Parece-nos evidente a falta de razão da apelante.
Recorde-se que, na sentença, a Srª Juíza começou por atribuir ao sinistrado uma pensão anual de € 25.500,02, ‘devida até o sinistrado atingir os 35 anos de idade’.
Após a arguição de nulidade e interposição de recurso por parte do sinistrado, a Sr.ª Juíza veio a proferir o despacho de fls. 259, reformando a sentença no sentido da eliminação daquela expressão, e por considerar não aplicável ao acidente dos autos a Lei nº 8/2003, de 12/5.
O que motivou a apelação da seguradora, sendo esta a única objecto de apreciação no presente acórdão, já que esse despacho de reforma veio retirar qualquer conteúdo à apelação do sinistrado.
E no seu recurso, a seguradora não põe em questão a não aplicabilidade da citada Lei nº 8/2003.
Que efectivamente não logra aplicação ao acidente dos autos, que ocorreu em 24/9/2002.
Tal diploma veio estabelecer um ‘regime específico relativo à reparação dos danos emergentes de acidentes de trabalho dos praticantes desportivos profissionais’ – artº 1º.
Estipulando-se, no seu artº 2.º, nº 1, que:
1 - Para efeitos de reparação dos danos emergentes de acidentes de trabalho dos praticantes desportivos profissionais dos quais resulte morte ou incapacidade permanente absoluta para todo e qualquer trabalho, as pensões anuais calculadas nos termos da Lei n.º 100/97, de 13 de Setembro, têm como limite global máximo o valor de 14 vezes o montante correspondente a 15 vezes o salário mínimo nacional mais elevado garantido para os trabalhadores por conta de outrem em vigor à data da fixação da pensão.
2 - Para efeitos de reparação dos danos emergentes de acidente de trabalho dos praticantes desportivos profissionais dos quais resulte uma incapacidade permanente absoluta para o trabalho habitual ou uma incapacidade permanente parcial, as pensões anuais calculadas nos termos da Lei n.º 100/97, de 13 de Setembro, obedecem aos seguintes limites máximos:
a) 14 vezes o montante correspondente a 15 vezes o salário mínimo nacional mais elevado garantido para os trabalhadores por conta de outrem em vigor à data da fixação da pensão, até à data em que o praticante desportivo profissional complete 35 anos de idade;
b) 14 vezes o montante correspondente a oito vezes o salário mínimo nacional mais elevado garantido para os trabalhadores por conta de outrem em vigor à data da alteração da pensão, após a data referida na alínea anterior’.

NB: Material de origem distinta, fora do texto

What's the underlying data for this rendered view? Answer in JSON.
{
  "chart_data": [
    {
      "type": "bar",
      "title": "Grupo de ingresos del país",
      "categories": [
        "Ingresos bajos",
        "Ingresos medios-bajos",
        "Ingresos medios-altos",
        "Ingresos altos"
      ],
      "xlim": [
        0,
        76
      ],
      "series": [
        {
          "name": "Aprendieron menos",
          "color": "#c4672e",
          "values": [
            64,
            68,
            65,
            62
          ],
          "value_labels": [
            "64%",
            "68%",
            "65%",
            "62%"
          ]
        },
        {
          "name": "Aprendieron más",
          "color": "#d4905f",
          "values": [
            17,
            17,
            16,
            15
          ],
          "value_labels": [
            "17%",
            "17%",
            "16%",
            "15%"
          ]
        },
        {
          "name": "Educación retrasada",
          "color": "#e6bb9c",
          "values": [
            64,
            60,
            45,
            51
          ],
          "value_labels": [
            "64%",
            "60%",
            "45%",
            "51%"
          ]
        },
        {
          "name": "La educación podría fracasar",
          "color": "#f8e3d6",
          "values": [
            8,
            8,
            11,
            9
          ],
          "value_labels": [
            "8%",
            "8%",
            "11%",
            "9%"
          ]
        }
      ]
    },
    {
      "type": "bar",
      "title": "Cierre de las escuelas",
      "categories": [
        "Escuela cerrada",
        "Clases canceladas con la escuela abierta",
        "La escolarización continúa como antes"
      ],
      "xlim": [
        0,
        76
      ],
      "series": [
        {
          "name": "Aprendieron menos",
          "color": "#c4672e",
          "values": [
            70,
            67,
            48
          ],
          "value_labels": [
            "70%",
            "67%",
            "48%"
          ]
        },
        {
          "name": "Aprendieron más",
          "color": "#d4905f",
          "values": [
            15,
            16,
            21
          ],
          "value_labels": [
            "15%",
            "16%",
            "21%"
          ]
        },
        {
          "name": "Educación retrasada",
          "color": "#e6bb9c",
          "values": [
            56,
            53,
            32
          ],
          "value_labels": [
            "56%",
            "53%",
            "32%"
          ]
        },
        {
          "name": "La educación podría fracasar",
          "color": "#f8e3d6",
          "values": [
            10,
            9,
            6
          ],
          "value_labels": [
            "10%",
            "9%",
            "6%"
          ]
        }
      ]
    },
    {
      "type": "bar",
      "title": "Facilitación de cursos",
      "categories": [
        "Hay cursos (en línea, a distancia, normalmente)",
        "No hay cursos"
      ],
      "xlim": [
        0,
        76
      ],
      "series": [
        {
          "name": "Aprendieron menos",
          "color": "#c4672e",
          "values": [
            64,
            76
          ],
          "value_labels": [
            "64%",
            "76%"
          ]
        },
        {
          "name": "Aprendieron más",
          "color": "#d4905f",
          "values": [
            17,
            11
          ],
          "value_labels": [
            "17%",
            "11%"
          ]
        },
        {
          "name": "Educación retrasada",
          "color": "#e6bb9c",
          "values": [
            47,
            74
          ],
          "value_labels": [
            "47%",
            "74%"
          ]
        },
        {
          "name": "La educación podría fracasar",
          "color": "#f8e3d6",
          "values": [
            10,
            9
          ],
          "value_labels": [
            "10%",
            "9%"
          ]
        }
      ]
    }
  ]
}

Ou seja, estatuiu-se, em relação aos praticantes desportivos profissionais, uma lei especial, a qual, e em comparação com a lei geral de reparação dos acidentes de trabalho, contém diferentes formas de cálculo das pensões e, para os casos de incapacidade para o trabalho habitual ou incapacidade permanente parcial, um limite temporal para o recebimento dessas pensões, coincidente com a data em que o beneficiário atingir os 35 anos de idade. Limitação esta a que não foi alheia a consideração de que se tratam de profissões cuja vida activa é significativamente inferior à média.
Não se deixando, no seu artº 6º, de prever a aplicação subsidiária de Lei 100/97, ‘bem como toda a legislação regulamentar, em tudo o que não estiver especialmente regulado na presente lei’.
Acontece, porém, que antes da entrada em vigor dessa Lei 8/2003 não existia qualquer legislação especial de conteúdo idêntico, que afastasse a aplicação da lei geral de reparação dos acidentes de trabalho, contida na LAT e respectivo regulamento (DL 143/99).
E embora ao legislador, quando estabeleceu as formas de cálculo do artº 17º bem como as tabelas legais, não tenha sido estranho o critério da consideração da vida activa expectável do trabalhador, e se reconheça razão à apelante quando invoca que a perda de capacidade de ganho/rendimento do futebolista se situa muito antes dos 65 anos, o que é certo é que não existia qualquer disposição legal que, anteriormente a essa lei 8/2003, afastasse, em relação aos praticantes desportivos profissionais, a aplicação da lei geral.
Sendo irrelevantes, para este efeito e em momento anterior à entrada em vigor dessa Lei 8/2003, o invocado, pela apelante, clausulado no CCCT entre a Liga Portuguesa de Futebol e o Sindicatos dos Jogadores Profissionais de Futebol e na apólice de seguro, dado o princípio da irrenunciabilidade e inalienabilidade das prestações estabelecidas pela LAT- artºs 34º e 35ª.
Sendo o artº 34º bem claro ao dispor que:
1. É nula a convenção contrária aos direitos ou às garantias conferidos nesta lei ou com eles incompatível.
2. São igualmente nulos os actos e contratos que visem a renúncia aos direitos conferidos nesta lei’.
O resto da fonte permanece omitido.